For get it, unless your in a dry area. Pressure Treated lumber will rot over time, approx 10 years. Then you've got to deal with the pressure on the walls fom the exterior soil. Have you ever picked up a shovel of dirt. Well add that by every inch you go down


----------



## Dustball (Jul 7, 2006)

maderuyck said:


> anyone ever heard of a panelized wood foundation system? The only info I can find on them is from the company that installs it so they might be a little biased.
> minnesota mike


Are you talking about Woodmaster Foundations? If so, I talked to them at Glenbrook Lumber last summer and I was very interested in it. I did my research and the permanent wood foundations are used frequently in Canada and the northern climates. I don't see a downside to it.


----------



## concretemasonry (Dec 1, 2006)

There is one downside that has plagued the "All Weather Wood Foundation" system for over 30 years.

Wood, when loaded, especial with high moisture contents, has a long term, or possibly permanent deformation or creep. The wall may be strong enough, but it does continue to deform. Excavate the soil behind it, and it does not return to being straight unless you apply an opposite force and are willing to wait a few years to backfill.

This deformation also adds to the stresses in the wood since you end up applying a vertical load (weight of the house, etc.) to a non-straight piece of wood. We all knows what happens when you apply a load to a crooked column. These additional stresses contibute to further bending of the walls. Often, this also causes the top of the foundation to deflect inward and separate from the house, which fortunately minimizes the damage to the house.

On projects I have seen, if this deformation occurs, the only successful method of repairing and straightening the wall is excavation, pushing out the basement wall to straighten everything. After that, permanent shear walls were built inside the basement, perpendicular to the exterior basement walls so backfilling can take place.

This is ready not a "stress" structural problem, but a deformation problem due to the deflection when the basement is subject to high lateral loads.

The system is an engineered system and requires everything to be exactly as planned and assumed. Unfortunately, this does not alway occur in the real world when when you are dealing with organic materials (wood), soil and moisture. A minor drainage problem and wet soil can overload the walls causing unanticipated deflection.

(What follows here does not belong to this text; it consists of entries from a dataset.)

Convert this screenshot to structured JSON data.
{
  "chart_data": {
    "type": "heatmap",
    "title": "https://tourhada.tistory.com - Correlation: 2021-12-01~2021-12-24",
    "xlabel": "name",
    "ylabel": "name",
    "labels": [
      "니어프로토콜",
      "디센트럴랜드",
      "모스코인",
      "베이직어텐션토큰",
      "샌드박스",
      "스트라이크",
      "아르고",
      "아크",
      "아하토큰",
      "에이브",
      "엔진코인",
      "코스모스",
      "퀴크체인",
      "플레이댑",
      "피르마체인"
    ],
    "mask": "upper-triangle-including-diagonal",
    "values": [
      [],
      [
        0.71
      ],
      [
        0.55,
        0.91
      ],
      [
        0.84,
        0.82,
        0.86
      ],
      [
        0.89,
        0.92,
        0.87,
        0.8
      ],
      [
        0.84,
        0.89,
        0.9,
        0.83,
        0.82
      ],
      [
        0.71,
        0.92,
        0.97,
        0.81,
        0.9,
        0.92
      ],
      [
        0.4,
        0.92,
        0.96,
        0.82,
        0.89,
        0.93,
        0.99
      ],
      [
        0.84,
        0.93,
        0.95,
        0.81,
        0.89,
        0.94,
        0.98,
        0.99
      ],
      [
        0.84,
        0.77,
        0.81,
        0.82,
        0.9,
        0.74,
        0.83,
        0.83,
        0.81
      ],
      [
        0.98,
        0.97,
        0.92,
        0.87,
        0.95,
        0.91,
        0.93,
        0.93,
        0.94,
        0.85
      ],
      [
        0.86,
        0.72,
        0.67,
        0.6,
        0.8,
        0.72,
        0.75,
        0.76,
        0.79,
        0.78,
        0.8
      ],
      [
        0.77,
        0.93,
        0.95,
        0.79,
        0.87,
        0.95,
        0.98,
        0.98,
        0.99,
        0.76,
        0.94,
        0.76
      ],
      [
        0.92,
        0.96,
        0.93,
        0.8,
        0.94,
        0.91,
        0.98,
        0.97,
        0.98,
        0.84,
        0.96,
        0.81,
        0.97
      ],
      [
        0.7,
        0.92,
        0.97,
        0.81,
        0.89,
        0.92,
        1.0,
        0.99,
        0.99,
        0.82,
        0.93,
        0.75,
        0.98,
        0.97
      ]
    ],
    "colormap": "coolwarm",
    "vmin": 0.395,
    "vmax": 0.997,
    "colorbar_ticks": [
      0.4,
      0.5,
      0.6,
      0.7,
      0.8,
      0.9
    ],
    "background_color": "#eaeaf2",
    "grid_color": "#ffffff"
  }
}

The problem is a material and site problem that panelization does not address or solve. Rot or deterioration is a totally different subject.


----------



## woodmagman (Feb 17, 2007)

*Panelized is built of sit or on site.*



maderuyck said:


> anyone ever heard of a panelized wood foundation system? The only info I can find on them is from the company that installs it so they might be a little biased.
> minnesota mike


You panelize a wood frame structure if you build them prior to erection. If you build the foundation in an erect state the wall is not panelized.


----------



## Rollo (Mar 8, 2007)

The advantage of an AWWF is speed. You can have it up in a day, rather than the poured foundation process which takes over a week, including cure time, before you can backfill.

Check out Superior Wall. Same idea, but done in concrete.


----------